Ireland, UK and Spain face biggest commercial property shortfalls, report shows

European banks may face a €156 billion shortfall in funds needed to refinance commercial real estate debt in the next two years, a new report warns.

About €480 billion of property loans will mature by the end of 2011, according to research by the London based broker DTZ.
 
It warns that banks won’t be able to refinance all of the debt, particularly when loans exceed the value of the properties backing them. Lenders are originating far fewer loans than the market wants, pending more shake-outs in their mortgage books, even as calm returns to commercial real estate pricing across Europe, it also says.
 
Larger markets with higher absolute levels of outstanding debt have higher funding gaps than smaller markets. More than half, 56%, of the shortfall will occur in the UK and Spain, while France, Germany, Italy and Ireland account for afurther 28%, its report says.
 
And in terms of relative exposures to overall stock invested, the report estimated Ireland has Europe’s largest debt funding gap, at 10%, compared with 7% and 8% in the UK and Spain respectively.
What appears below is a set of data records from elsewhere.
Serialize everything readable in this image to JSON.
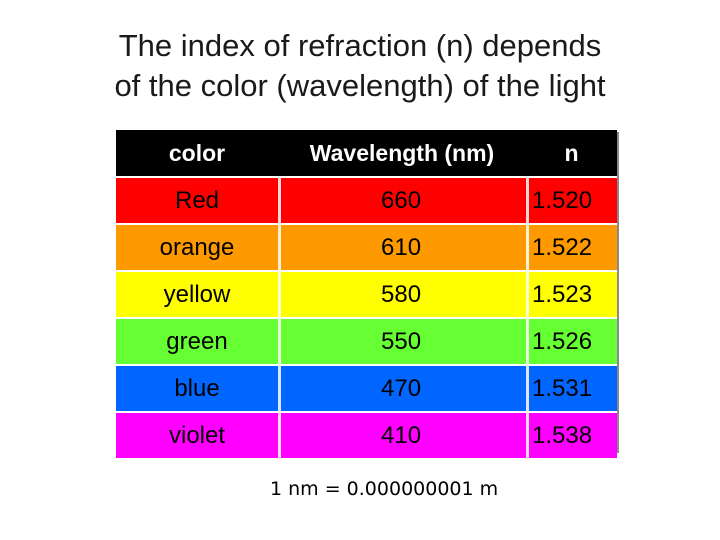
{
  "title": {
    "line1": "The index of refraction (n) depends",
    "line2": "of the color (wavelength) of the light"
  },
  "table": {
    "headers": [
      "color",
      "Wavelength (nm)",
      "n"
    ],
    "rows": [
      {
        "color": "Red",
        "wavelength": "660",
        "n": "1.520",
        "bg": "#ff0000"
      },
      {
        "color": "orange",
        "wavelength": "610",
        "n": "1.522",
        "bg": "#ff9900"
      },
      {
        "color": "yellow",
        "wavelength": "580",
        "n": "1.523",
        "bg": "#ffff00"
      },
      {
        "color": "green",
        "wavelength": "550",
        "n": "1.526",
        "bg": "#66ff33"
      },
      {
        "color": "blue",
        "wavelength": "470",
        "n": "1.531",
        "bg": "#0066ff"
      },
      {
        "color": "violet",
        "wavelength": "410",
        "n": "1.538",
        "bg": "#ff00ff"
      }
    ]
  },
  "footnote": "1 nm = 0.000000001 m"
}
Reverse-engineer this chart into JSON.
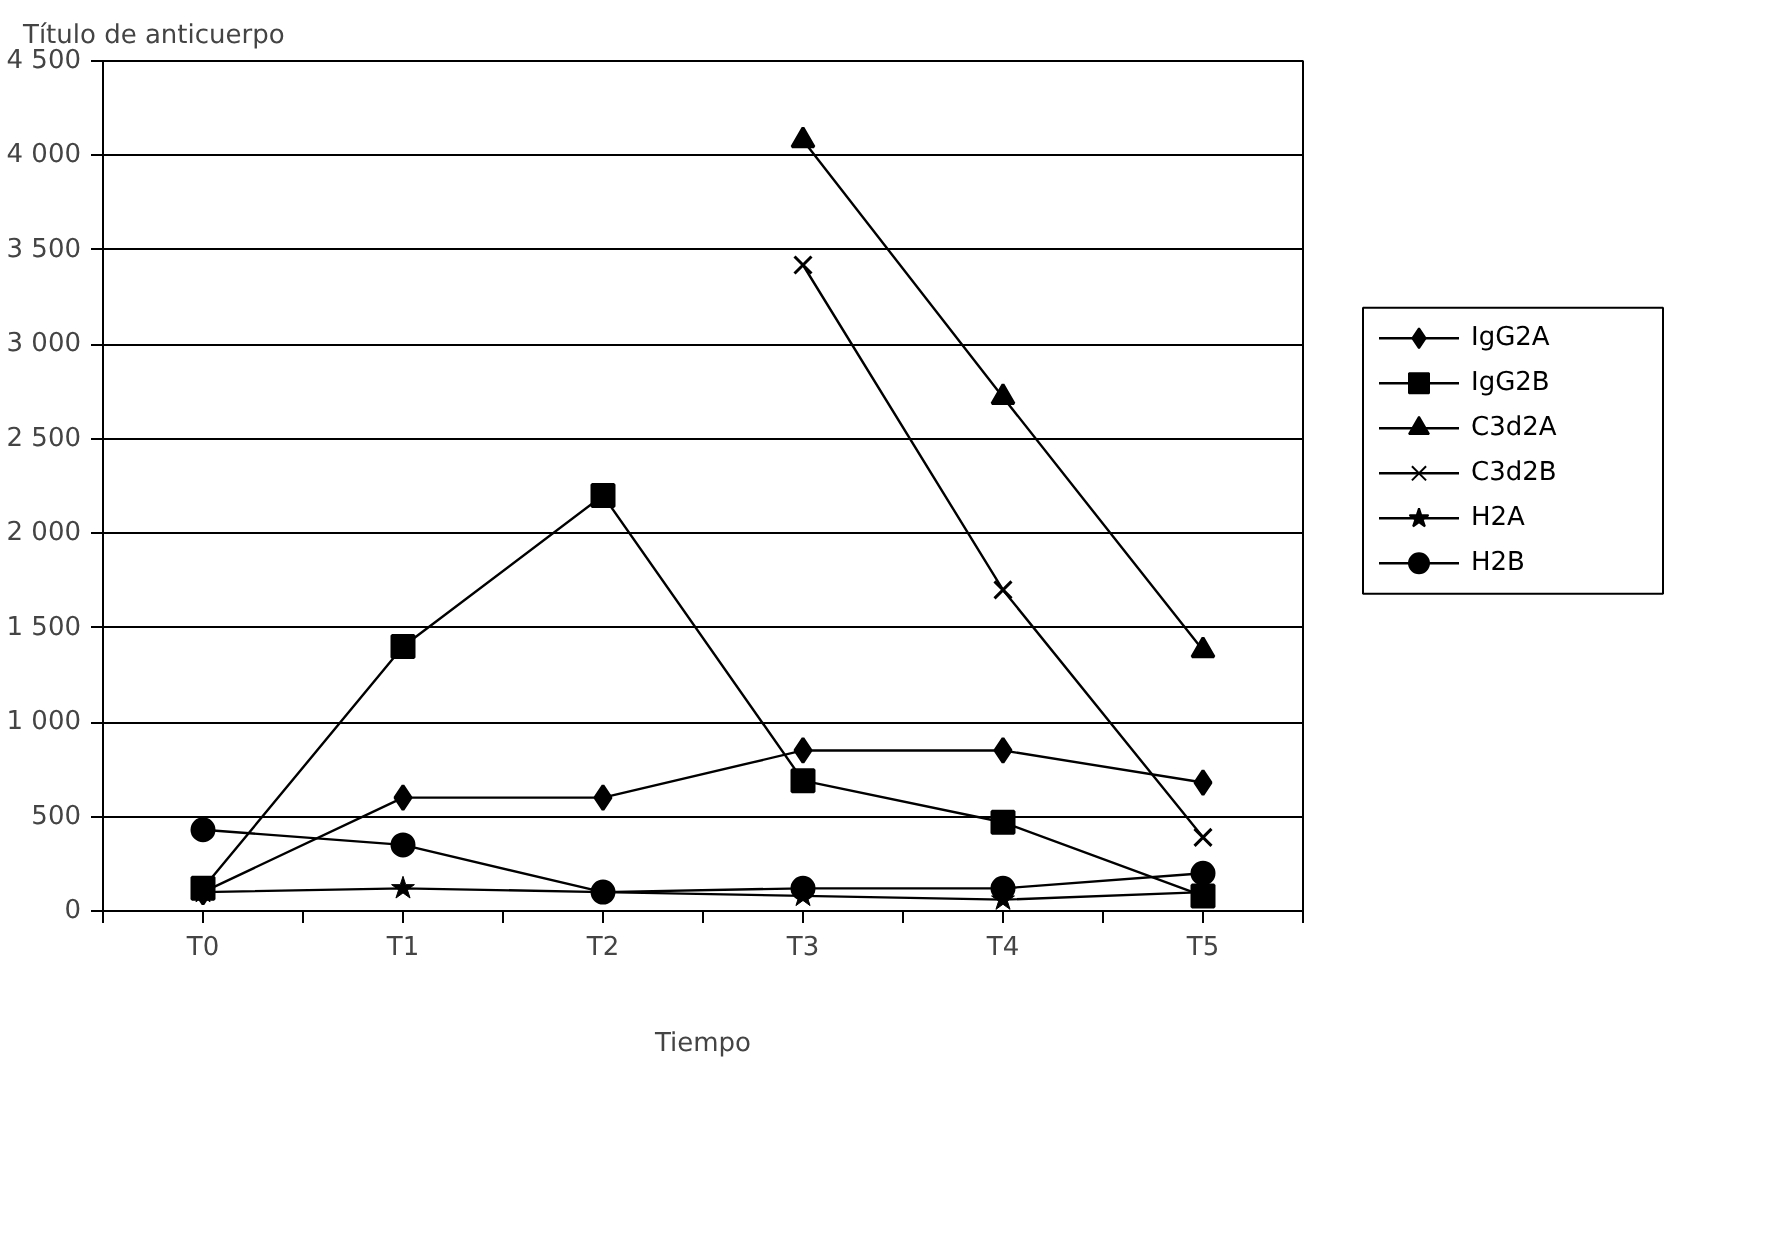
{
  "chart_data": {
    "type": "line",
    "title": "Título de anticuerpo",
    "xlabel": "Tiempo",
    "categories": [
      "T0",
      "T1",
      "T2",
      "T3",
      "T4",
      "T5"
    ],
    "ylim": [
      0,
      4500
    ],
    "yticks": [
      {
        "value": 0,
        "label": "0"
      },
      {
        "value": 500,
        "label": "500"
      },
      {
        "value": 1000,
        "label": "1 000"
      },
      {
        "value": 1500,
        "label": "1 500"
      },
      {
        "value": 2000,
        "label": "2 000"
      },
      {
        "value": 2500,
        "label": "2 500"
      },
      {
        "value": 3000,
        "label": "3 000"
      },
      {
        "value": 3500,
        "label": "3 500"
      },
      {
        "value": 4000,
        "label": "4 000"
      },
      {
        "value": 4500,
        "label": "4 500"
      }
    ],
    "grid": "y",
    "legend": "right",
    "line_style": "solid",
    "series": [
      {
        "name": "IgG2A",
        "color": "#000000",
        "marker": "diamond",
        "values": [
          100,
          600,
          600,
          850,
          850,
          680
        ]
      },
      {
        "name": "IgG2B",
        "color": "#000000",
        "marker": "square",
        "values": [
          120,
          1400,
          2200,
          690,
          470,
          80
        ]
      },
      {
        "name": "C3d2A",
        "color": "#000000",
        "marker": "triangle",
        "values": [
          null,
          null,
          null,
          4080,
          2720,
          1380
        ]
      },
      {
        "name": "C3d2B",
        "color": "#000000",
        "marker": "cross",
        "values": [
          null,
          null,
          null,
          3420,
          1700,
          390
        ]
      },
      {
        "name": "H2A",
        "color": "#000000",
        "marker": "star",
        "values": [
          100,
          120,
          100,
          80,
          60,
          100
        ]
      },
      {
        "name": "H2B",
        "color": "#000000",
        "marker": "circle",
        "values": [
          430,
          350,
          100,
          120,
          120,
          200
        ]
      }
    ]
  }
}
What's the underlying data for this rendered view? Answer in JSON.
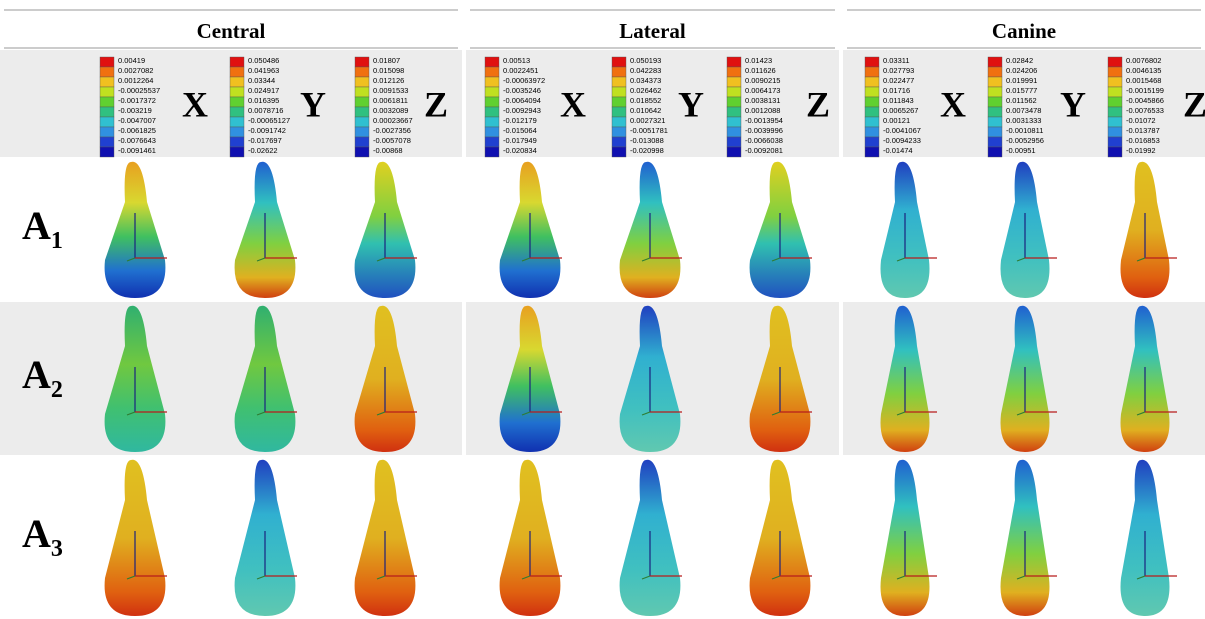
{
  "columns": [
    {
      "title": "Central",
      "legends": [
        {
          "axis": "X",
          "labels": [
            "0.00419",
            "0.0027082",
            "0.0012264",
            "-0.00025537",
            "-0.0017372",
            "-0.003219",
            "-0.0047007",
            "-0.0061825",
            "-0.0076643",
            "-0.0091461"
          ]
        },
        {
          "axis": "Y",
          "labels": [
            "0.050486",
            "0.041963",
            "0.03344",
            "0.024917",
            "0.016395",
            "0.0078716",
            "-0.00065127",
            "-0.0091742",
            "-0.017697",
            "-0.02622"
          ]
        },
        {
          "axis": "Z",
          "labels": [
            "0.01807",
            "0.015098",
            "0.012126",
            "0.0091533",
            "0.0061811",
            "0.0032089",
            "0.00023667",
            "-0.0027356",
            "-0.0057078",
            "-0.00868"
          ]
        }
      ]
    },
    {
      "title": "Lateral",
      "legends": [
        {
          "axis": "X",
          "labels": [
            "0.00513",
            "0.0022451",
            "-0.00063972",
            "-0.0035246",
            "-0.0064094",
            "-0.0092943",
            "-0.012179",
            "-0.015064",
            "-0.017949",
            "-0.020834"
          ]
        },
        {
          "axis": "Y",
          "labels": [
            "0.050193",
            "0.042283",
            "0.034373",
            "0.026462",
            "0.018552",
            "0.010642",
            "0.0027321",
            "-0.0051781",
            "-0.013088",
            "-0.020998"
          ]
        },
        {
          "axis": "Z",
          "labels": [
            "0.01423",
            "0.011626",
            "0.0090215",
            "0.0064173",
            "0.0038131",
            "0.0012088",
            "-0.0013954",
            "-0.0039996",
            "-0.0066038",
            "-0.0092081"
          ]
        }
      ]
    },
    {
      "title": "Canine",
      "legends": [
        {
          "axis": "X",
          "labels": [
            "0.03311",
            "0.027793",
            "0.022477",
            "0.01716",
            "0.011843",
            "0.0065267",
            "0.00121",
            "-0.0041067",
            "-0.0094233",
            "-0.01474"
          ]
        },
        {
          "axis": "Y",
          "labels": [
            "0.02842",
            "0.024206",
            "0.019991",
            "0.015777",
            "0.011562",
            "0.0073478",
            "0.0031333",
            "-0.0010811",
            "-0.0052956",
            "-0.00951"
          ]
        },
        {
          "axis": "Z",
          "labels": [
            "0.0076802",
            "0.0046135",
            "0.0015468",
            "-0.0015199",
            "-0.0045866",
            "-0.0076533",
            "-0.01072",
            "-0.013787",
            "-0.016853",
            "-0.01992"
          ]
        }
      ]
    }
  ],
  "rows": [
    {
      "letter": "A",
      "sub": "1"
    },
    {
      "letter": "A",
      "sub": "2"
    },
    {
      "letter": "A",
      "sub": "3"
    }
  ]
}
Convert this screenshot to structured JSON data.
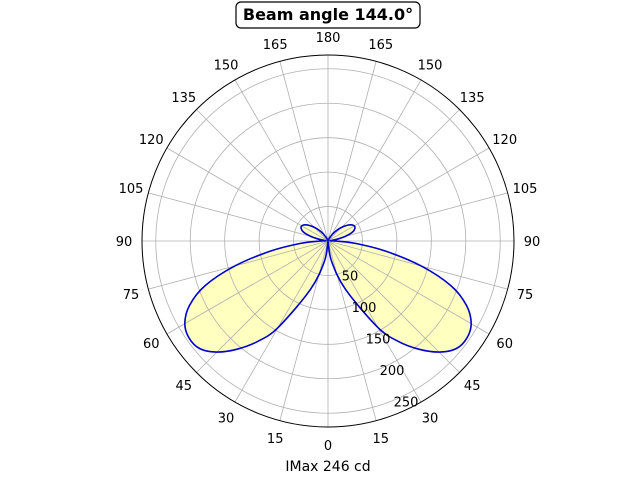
{
  "chart_data": {
    "type": "polar",
    "title": "Beam angle 144.0°",
    "xlabel": "IMax 246 cd",
    "angle_labels": [
      "0",
      "15",
      "30",
      "45",
      "60",
      "75",
      "90",
      "105",
      "120",
      "135",
      "150",
      "165",
      "180"
    ],
    "radial_labels": [
      "50",
      "100",
      "150",
      "200",
      "250"
    ],
    "radial_ticks": [
      50,
      100,
      150,
      200,
      250
    ],
    "rmax": 270,
    "grid": true,
    "series": [
      {
        "angles": [
          0,
          10,
          20,
          30,
          35,
          40,
          45,
          50,
          55,
          60,
          65,
          70,
          75,
          80,
          85,
          90,
          95,
          100,
          105,
          110,
          115,
          120,
          125,
          130,
          135,
          140,
          145,
          150,
          160,
          170,
          180
        ],
        "values": [
          0,
          30,
          75,
          145,
          178,
          205,
          228,
          243,
          246,
          240,
          222,
          190,
          140,
          85,
          40,
          10,
          3,
          12,
          26,
          38,
          43,
          44,
          41,
          35,
          28,
          21,
          14,
          8,
          2,
          0,
          0
        ],
        "line_color": "#0000cc",
        "fill_color": "#ffffc0"
      }
    ]
  }
}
In contrast, Germany and France have more modest relative debt funding gaps at 2 and 3% respectively.
 
Based on a separate analysis, DTZ estimates there to be €58 billion of equity available to target direct real estate investment in Europe in each of the next two years.
 
It says that this €116 billion war chest is sufficient to finance the European debt funding gap, but many opportunity driven debt investors can only meet high total return requirements if banks sell loans at significant discounts to par.
 
‘There have been a number of obstacles, both on the equity as well as the debt side, that have so far prevented the effective matching up of the available new equity to finance the debt funding gap,’ said co-author Kostis Papadopoulos.
 
DTZ said both parties were slowly becoming more incentivised to resolve a stand-off over pricing as resistance to bank ‘extend and pretend’ strategies grows and smaller lenders move to sell unwanted loan stock before bigger banks come to market.
 
‘On the equity side, we see pressures from the limited commitment periods and possible further downside in the letting markets. On the debt side, we expect policy unwinds, reserve requirements and continuing problems with wholesale funding markets to motivate sales,’ said co-author Nigel Almond.
 
Cash-rich investors had been expecting a wave of opportunities to acquire property as distressed assets from banks, but so far this has not materialised. Banks, including those in the UK, have been reluctant to crystallise losses by disposing of assets at knock-down prices, so have been exploring ways to manage assets back to health.